Simple Steps to Better Oral Hygiene in the Long-Term Care Facility
Although oral hygiene may not seem to be as much a “major league” issue as cardiovascular disease (CVD), diabetes, or dyslipidemia, poor oral hygiene status has actually been linked to important outcomes, including pneumonia and CVD. Although the mechanisms are incompletely understood, gingival and periodontal inflammation seen in persons with poor oral hygiene is associated with worse CVD outcomes, perhaps due to systemic consequences of local inflammation.
Of course, there are other consequences to poor oral hygiene including tooth loss, halitosis, and eating difficulties. Yet, there has been little attention paid in the medical literature to simple steps that might improve oral health in long-term care facilities. Although mechanical tooth-brushing on a regular basis would doubtless be helpful, this would be a somewhat labor-intensive intervention for staff to participate in.

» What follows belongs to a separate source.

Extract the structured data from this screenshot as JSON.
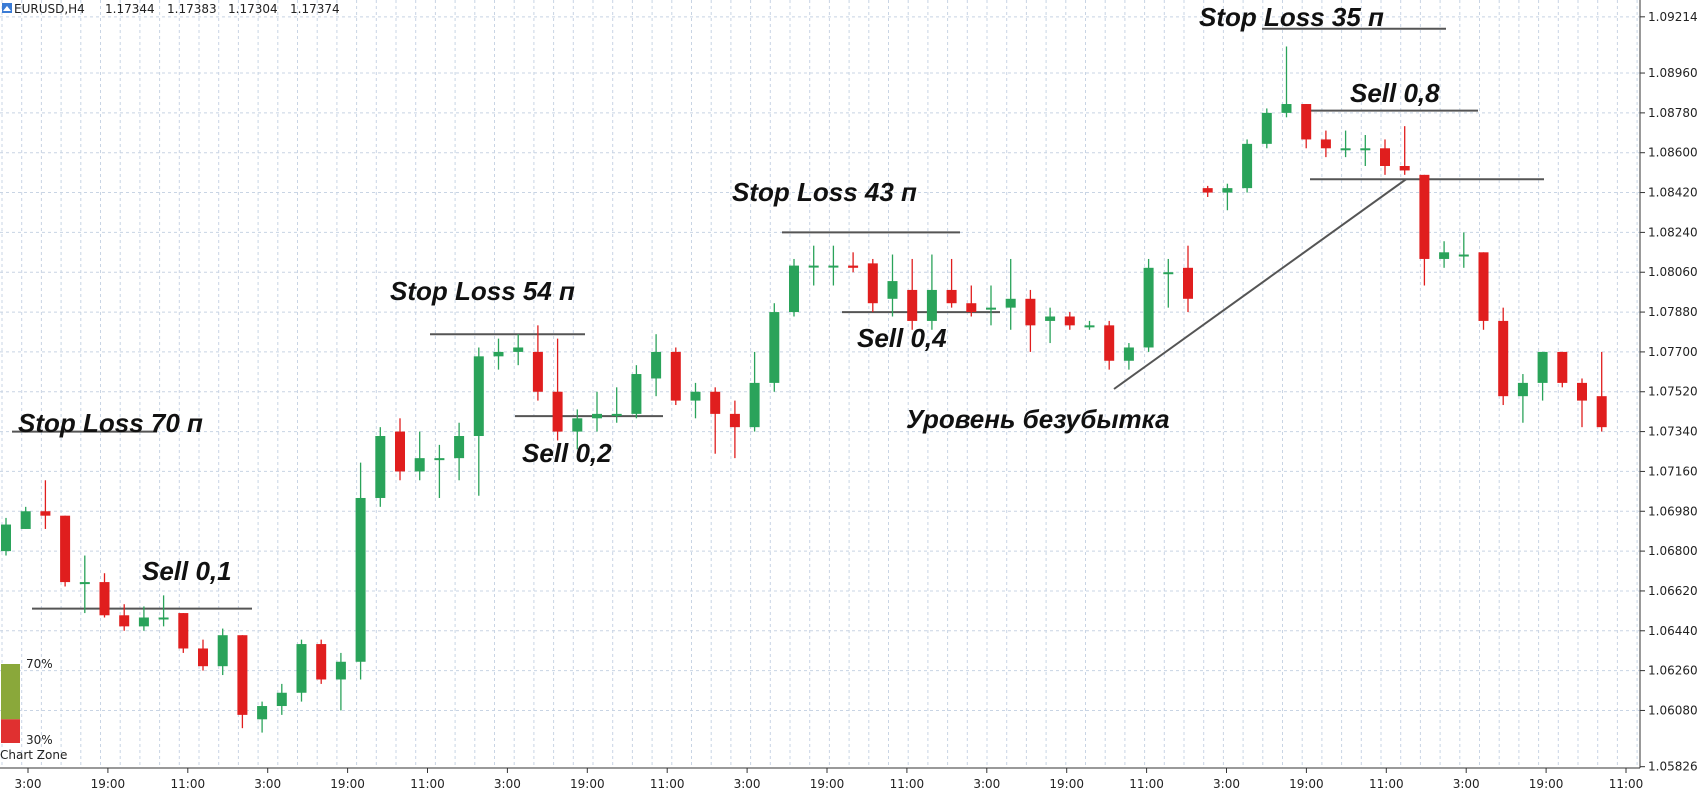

Gutkowski performed a small pilot study based on the premise that xylitol, a five-carbon sugar commonly found in many fruits and vegetables, might be helpful to improve oral hygiene, since oropharyngeal bacteria are not able to use five-carbon sugars to create their self-protective biofilm in which they establish long-term residence, leading to tooth decay, calculus, and periodontal disease. Since xylitol is readily available in chewing gum, and many adults of all ages find chewing gum to be a pleasant activity, a pilot trial (n = 6) to ascertain the effect on oral biofilm through xylitol gum chewed twice daily for 3 months was undertaken. In addition to the xylitol gum, residents were also asked to apply a calcium/phosphorus-containing mineral paste called “MI Paste” twice daily, to additionally help prevent tooth decay.
At the end of the 3 months, there was a readily visible (as seen through the use of dental disclosure tablets) improvement in biofilm levels. Simple steps may make important inroads in oral health for persons in long-term care facilities.